Aufsteiger des Jahres
Obama: Der neue Messias?

Die Wahl des US-Präsidenten stellte alles andere in den Schatten. Dass es ausgerechnet dieser Barack Obama wurde, ist vielleicht die unwahrscheinlichste Geschichte der letzten Jahrzehnte. Die Hoffnungen sind riesig, die Herausforderungen aber auch.

WASHINGTON. Barack Obama war 23 Jahre alt, als er das Weiße Haus zum ersten Mal sah. Das war 1984. Obama kam nach Washington, um zu protestieren. Präsident Ronald Reagan hatte gerade die staatlichen Hilfen für Studenten gekürzt. Und Obama, damals Sozialarbeiter am City College in New York, stand mit einer Gruppe von Studentenführern vor dem Regierungsgebäude an der Washingtoner Pennsylvania Avenue - und hielt eine Petition an den Präsidenten in der Hand. Durch die Stäbe des Gitterzauns nahm er das Weiße Haus zum ersten Mal ins Visier.

Dass nun 25 Jahre später dieser Barack Obama zum 44. Präsidenten der Vereinigten Staaten vereidigt wird - das ist die vielleicht unwahrscheinlichste Geschichte der letzten Jahrzehnte. Denn weder 1984 noch lange Jahre danach sah es so aus, als würde dieses Märchen tatsächlich wahr werden.
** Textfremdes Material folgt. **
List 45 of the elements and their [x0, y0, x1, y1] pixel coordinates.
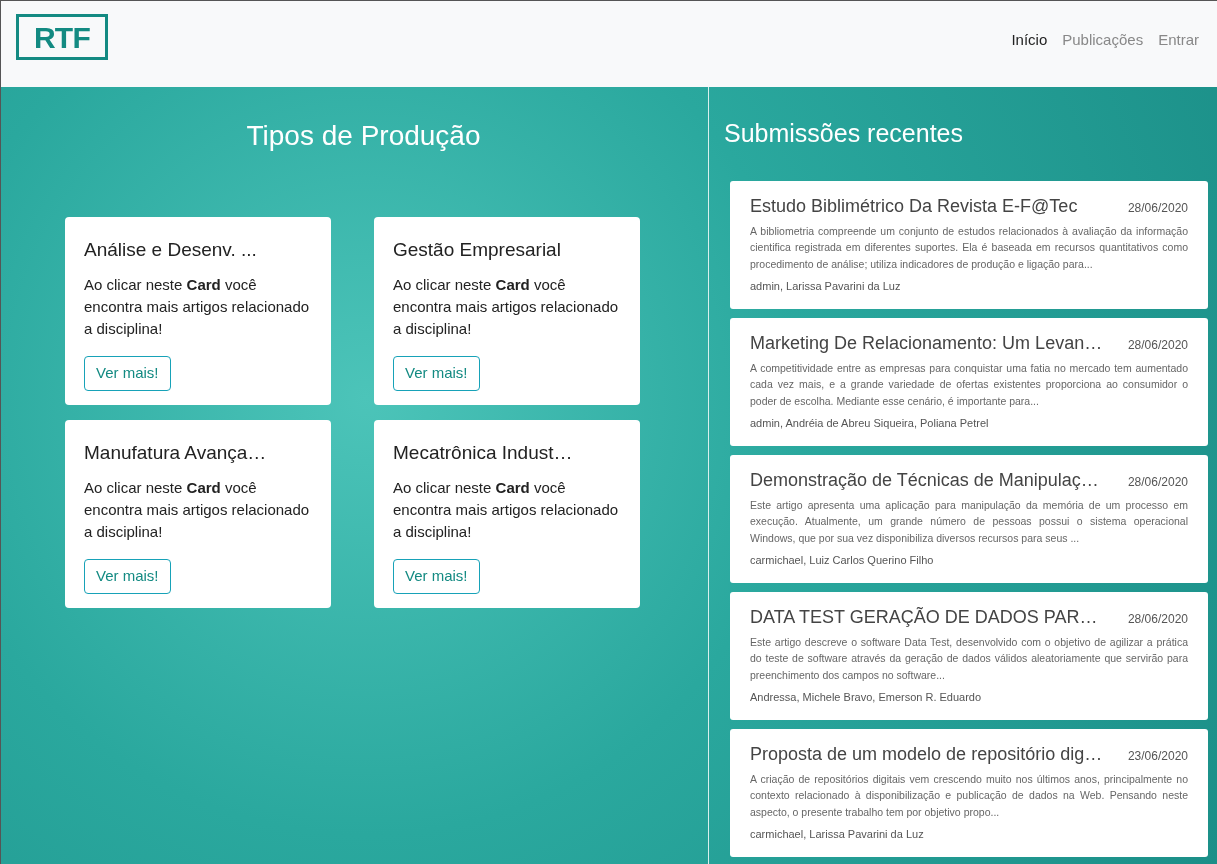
- submission-date: 28/06/2020: [1127, 473, 1188, 491]
- submission-abstract: Este artigo apresenta uma aplicação para manipulação da memória de um processo em execução. Atualmente, um grande número de pessoas possui o sistema operacional Windows, que por sua vez disponibiliza diversos recursos para seus ...: [750, 497, 1188, 546]
- card-text: Ao clicar neste Card você encontra mais artigos relacionado a disciplina!: [393, 477, 620, 542]
- card-title: Manufatura Avança…: [84, 441, 268, 465]
- submission-card[interactable]: [730, 180, 1208, 309]
- submission-authors: admin, Andréia de Abreu Siqueira, Poliana Petrel: [750, 416, 990, 431]
- submission-title[interactable]: Estudo Biblimétrico Da Revista E-F@Tec: [750, 192, 1078, 220]
- card-title: Mecatrônica Indust…: [393, 441, 574, 465]
- submission-title[interactable]: Marketing De Relacionamento: Um Levan…: [750, 329, 1103, 357]
- see-more-button[interactable]: Ver mais!: [393, 558, 480, 594]
- category-card[interactable]: Mecatrônica Indust… Ao clicar neste Card você encontra mais artigos relacionado a disciplina! Ver mais!: [374, 420, 640, 608]
- submission-abstract: A bibliometria compreende um conjunto de estudos relacionados à avaliação da informação cientifica registrada em diferentes suportes. Ela é baseada em recursos quantitativos como procedimento de análise; utiliza indicadores de produção e ligação para...: [750, 223, 1188, 272]
- submission-date: 23/06/2020: [1127, 747, 1188, 765]
- submission-card[interactable]: [730, 728, 1208, 857]
- submission-title[interactable]: Demonstração de Técnicas de Manipulaç…: [750, 466, 1099, 494]
- submission-abstract: A criação de repositórios digitais vem crescendo muito nos últimos anos, principalmente no contexto relacionado à disponibilização e publicação de dados na Web. Pensando neste aspecto, o presente trabalho tem por objetivo propo...: [750, 771, 1188, 820]
- submission-authors: Andressa, Michele Bravo, Emerson R. Eduardo: [750, 690, 983, 705]
- category-card[interactable]: Análise e Desenv. ... Ao clicar neste Card você encontra mais artigos relacionado a disciplina! Ver mais!: [65, 217, 331, 405]
- card-title: Análise e Desenv. ...: [84, 238, 258, 262]
- section-title: Submissões recentes: [724, 118, 964, 149]
- submission-authors: admin, Larissa Pavarini da Luz: [750, 279, 902, 294]
- submission-authors: carmichael, Luiz Carlos Querino Filho: [750, 553, 935, 568]
- card-text: Ao clicar neste Card você encontra mais artigos relacionado a disciplina!: [393, 274, 620, 339]
- submission-authors: carmichael, Larissa Pavarini da Luz: [750, 827, 925, 842]
- submission-card[interactable]: [730, 317, 1208, 446]
- submission-date: 28/06/2020: [1127, 610, 1188, 628]
- see-more-button[interactable]: Ver mais!: [84, 558, 171, 594]
- submission-date: 28/06/2020: [1127, 199, 1188, 217]
- submission-abstract: A competitividade entre as empresas para conquistar uma fatia no mercado tem aumentado cada vez mais, e a grande variedade de ofertas existentes proporciona ao consumidor o poder de escolha. Mediante esse cenário, é importante para...: [750, 360, 1188, 409]
- logo[interactable]: RTF: [16, 14, 108, 60]
- card-text: Ao clicar neste Card você encontra mais artigos relacionado a disciplina!: [84, 274, 311, 339]
- submission-abstract: Este artigo descreve o software Data Test, desenvolvido com o objetivo de agilizar a prática do teste de software através da geração de dados válidos aleatoriamente que servirão para preenchimento dos campos no software...: [750, 634, 1188, 683]
- see-more-button[interactable]: Ver mais!: [84, 355, 171, 391]
- nav-link[interactable]: Início: [1011, 28, 1048, 52]
- card-text: Ao clicar neste Card você encontra mais artigos relacionado a disciplina!: [84, 477, 311, 542]
- submission-title[interactable]: Proposta de um modelo de repositório dig…: [750, 740, 1103, 768]
- submission-title[interactable]: DATA TEST GERAÇÃO DE DADOS PAR…: [750, 603, 1098, 631]
- card-title: Gestão Empresarial: [393, 238, 562, 262]
- category-card[interactable]: Manufatura Avança… Ao clicar neste Card você encontra mais artigos relacionado a disciplina! Ver mais!: [65, 420, 331, 608]
- category-card[interactable]: Gestão Empresarial Ao clicar neste Card você encontra mais artigos relacionado a disciplina! Ver mais!: [374, 217, 640, 405]
- submission-date: 28/06/2020: [1127, 336, 1188, 354]
- submission-card[interactable]: [730, 454, 1208, 583]
- section-title: Tipos de Produção: [246, 119, 481, 153]
- see-more-button[interactable]: Ver mais!: [393, 355, 480, 391]
- submission-card[interactable]: [730, 591, 1208, 720]
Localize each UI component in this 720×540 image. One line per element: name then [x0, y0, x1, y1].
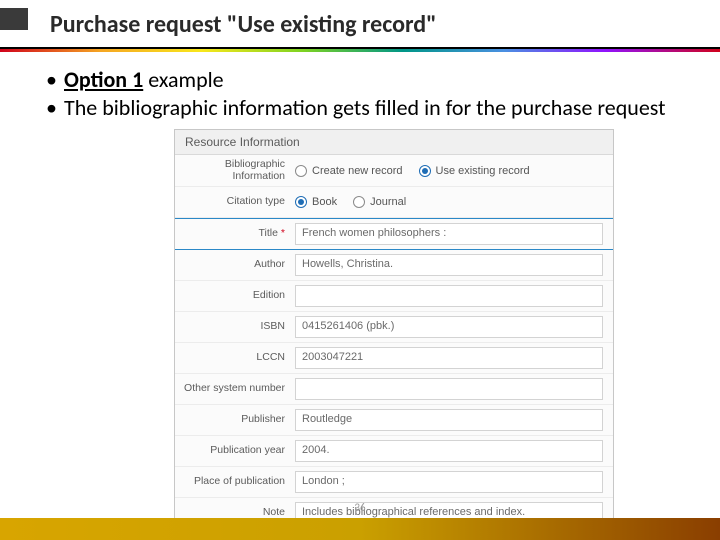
label-title-text: Title	[259, 227, 278, 239]
row-author: Author Howells, Christina.	[175, 250, 613, 281]
radio-label: Book	[312, 196, 337, 208]
radio-icon	[295, 165, 307, 177]
slide-title: Purchase request "Use existing record"	[50, 10, 680, 39]
bullet-text: The bibliographic information gets fille…	[64, 94, 666, 122]
row-publisher: Publisher Routledge	[175, 405, 613, 436]
label-edition: Edition	[175, 290, 295, 302]
slide: Purchase request "Use existing record" •…	[0, 0, 720, 540]
bullet-item: • Option 1 example	[46, 66, 674, 94]
label-isbn: ISBN	[175, 321, 295, 333]
label-other-system: Other system number	[175, 383, 295, 395]
label-citation-type: Citation type	[175, 196, 295, 208]
row-title: Title * French women philosophers :	[175, 218, 613, 250]
row-other-system: Other system number	[175, 374, 613, 405]
slide-header: Purchase request "Use existing record"	[0, 0, 720, 45]
input-place[interactable]: London ;	[295, 471, 603, 493]
bullet-marker: •	[46, 94, 64, 122]
footer-bar	[0, 518, 720, 540]
radio-use-existing[interactable]: Use existing record	[419, 165, 530, 177]
radio-icon	[295, 196, 307, 208]
label-biblio: Bibliographic Information	[175, 159, 295, 182]
input-publication-year[interactable]: 2004.	[295, 440, 603, 462]
bullet-item: • The bibliographic information gets fil…	[46, 94, 674, 122]
radio-create-new[interactable]: Create new record	[295, 165, 403, 177]
bullet-emphasis: Option 1	[64, 66, 143, 93]
radio-icon	[419, 165, 431, 177]
bullet-text: Option 1 example	[64, 66, 224, 94]
label-publisher: Publisher	[175, 414, 295, 426]
input-author[interactable]: Howells, Christina.	[295, 254, 603, 276]
bullet-rest: example	[143, 66, 223, 93]
row-bibliographic-info: Bibliographic Information Create new rec…	[175, 155, 613, 187]
radio-book[interactable]: Book	[295, 196, 337, 208]
label-lccn: LCCN	[175, 352, 295, 364]
row-isbn: ISBN 0415261406 (pbk.)	[175, 312, 613, 343]
page-number: 36	[0, 501, 720, 514]
input-publisher[interactable]: Routledge	[295, 409, 603, 431]
input-title[interactable]: French women philosophers :	[295, 223, 603, 245]
row-lccn: LCCN 2003047221	[175, 343, 613, 374]
panel-header: Resource Information	[175, 130, 613, 155]
input-isbn[interactable]: 0415261406 (pbk.)	[295, 316, 603, 338]
label-title: Title *	[175, 228, 295, 240]
row-publication-year: Publication year 2004.	[175, 436, 613, 467]
input-lccn[interactable]: 2003047221	[295, 347, 603, 369]
screenshot-panel: Resource Information Bibliographic Infor…	[174, 129, 614, 529]
row-edition: Edition	[175, 281, 613, 312]
bullet-marker: •	[46, 66, 64, 94]
header-accent-square	[0, 8, 28, 30]
row-citation-type: Citation type Book Journal	[175, 187, 613, 218]
required-marker: *	[281, 227, 285, 239]
radio-journal[interactable]: Journal	[353, 196, 406, 208]
slide-body: • Option 1 example • The bibliographic i…	[0, 52, 720, 529]
input-other-system[interactable]	[295, 378, 603, 400]
row-place: Place of publication London ;	[175, 467, 613, 498]
radio-label: Journal	[370, 196, 406, 208]
label-publication-year: Publication year	[175, 445, 295, 457]
radio-label: Create new record	[312, 165, 403, 177]
radio-label: Use existing record	[436, 165, 530, 177]
label-author: Author	[175, 259, 295, 271]
input-edition[interactable]	[295, 285, 603, 307]
bullet-list: • Option 1 example • The bibliographic i…	[46, 66, 674, 121]
label-place: Place of publication	[175, 476, 295, 488]
radio-icon	[353, 196, 365, 208]
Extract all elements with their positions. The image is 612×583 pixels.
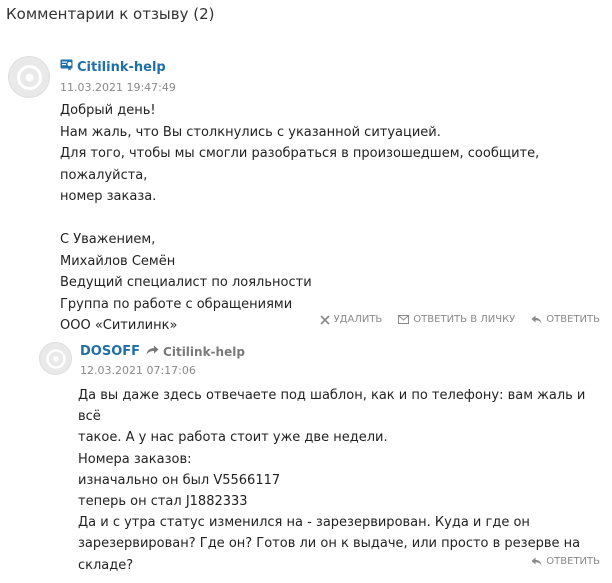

Obama galt zwar als talentierter, smarter, zuweilen auch durchaus abgebrühter Politiker, der auf der Karriereleiter immerhin geschickt bis in den Senat emporkletterte. Doch noch vor gut zwei Jahren war der Bekanntheitsgrad des Mannes mit den Eltern aus Kansas und Kenia nicht besonders hoch.

Das galt auch noch für die Zeit nach seiner fulminanten Rede auf dem Parteitag der Demokraten in Boston im Sommer 2004. Die exzellente, nachdenkliche Ansprache verschaffte ihm zwar erstmals landesweit Aufmerksamkeit. Aber für den Spitzenjob des US-Präsidenten galt Obama damals noch als zu jung, zu unerfahren, zu naiv. Außerdem: War die Zeit für einen schwarzen Präsidenten in den USA tatsächlich schon reif?

Mit solchen Zweifeln an seiner Eignung wurde Obama im Sommer 2004 jedoch nicht zum ersten Mal konfrontiert - manches Mal hatten die Zweifel sich in der Vergangenheit sogar bestätigt. Beispielsweise als Obama die Bühne in Chicago zu klein wurde und er weiter nach oben drängte, in die Hauptstadt, nach Washington. Das war 1999. Obama wollte Abgeordneter im US-Repräsentantenhaus werden - und musste seinen Rivalen Bobby Rush aus dem Feld schlagen. Der hatte zuvor das Rennen um das Bürgermeisteramt von Chicago verloren - weshalb Obama sich gute Chancen ausrechnet. Doch Obama verkalkuliert sich. Rush, ehemaliges Mitglied der Black Panther und ein prominenter Politiker der Chicago South Side, gehörten nach wie vor die Stimmen der Schwarzen. Und die wählen ihn und nicht Obama. Rush gewinnt mit einem Vorsprung von 31 Prozent. Für den nach oben strebenden Obama ist das keine Niederlage, sondern eine Katastrophe.

Obama scheiterte grandios, weil er sich überschätzt hatte. Doch was dann folgte, macht eben den Unterschied aus zwischen einem "normalen" Politiker und einer Ausnahmefigur. Der Mann mit dem Geburtsort Honolulu, Hawaii, analysierte peinlich genau seine Fehler - und zog daraus die Konsequenzen.

Ab sofort legte er seine Karriere planmäßig an - und zwar so gründlich, dass er Jahre später keinen noch so großen Namen mehr fürchten muss: weder seine innerparteiliche Konkurrentin Hillary Clinton noch den republikanischen Präsidentschaftsbewerber John McCain. Am Abend des 4. November 2008 wird Barack Obama zum 44. Präsidenten der Vereinigten Staaten gewählt. Nicht knapp, sondern klar - von 53 Prozent der amerikanischen Wähler. Mit 365 gegen 173 Wahlmänner.

"Die Niederlage gegen Rush war das Beste, was ihm passieren konnte", sagen viele Leute, die Obama auf seinem Weg nach oben begleitet haben. Denn Obama hat gelernt zu lernen. Der heute 47-Jährige ist zu einem Zuhörer geworden, zu einem, der seine Umgebung zur Kontroverse, zur Auseinandersetzung motiviert. Obama will den Widerstreit der Argumente - insbesondere wenn diese intelligent und schlüssig dargelegt werden. Der ausgebildete Jurist hat Spaß am Diskurs, zumindest solange dieser nicht ins Nirgendwo führt.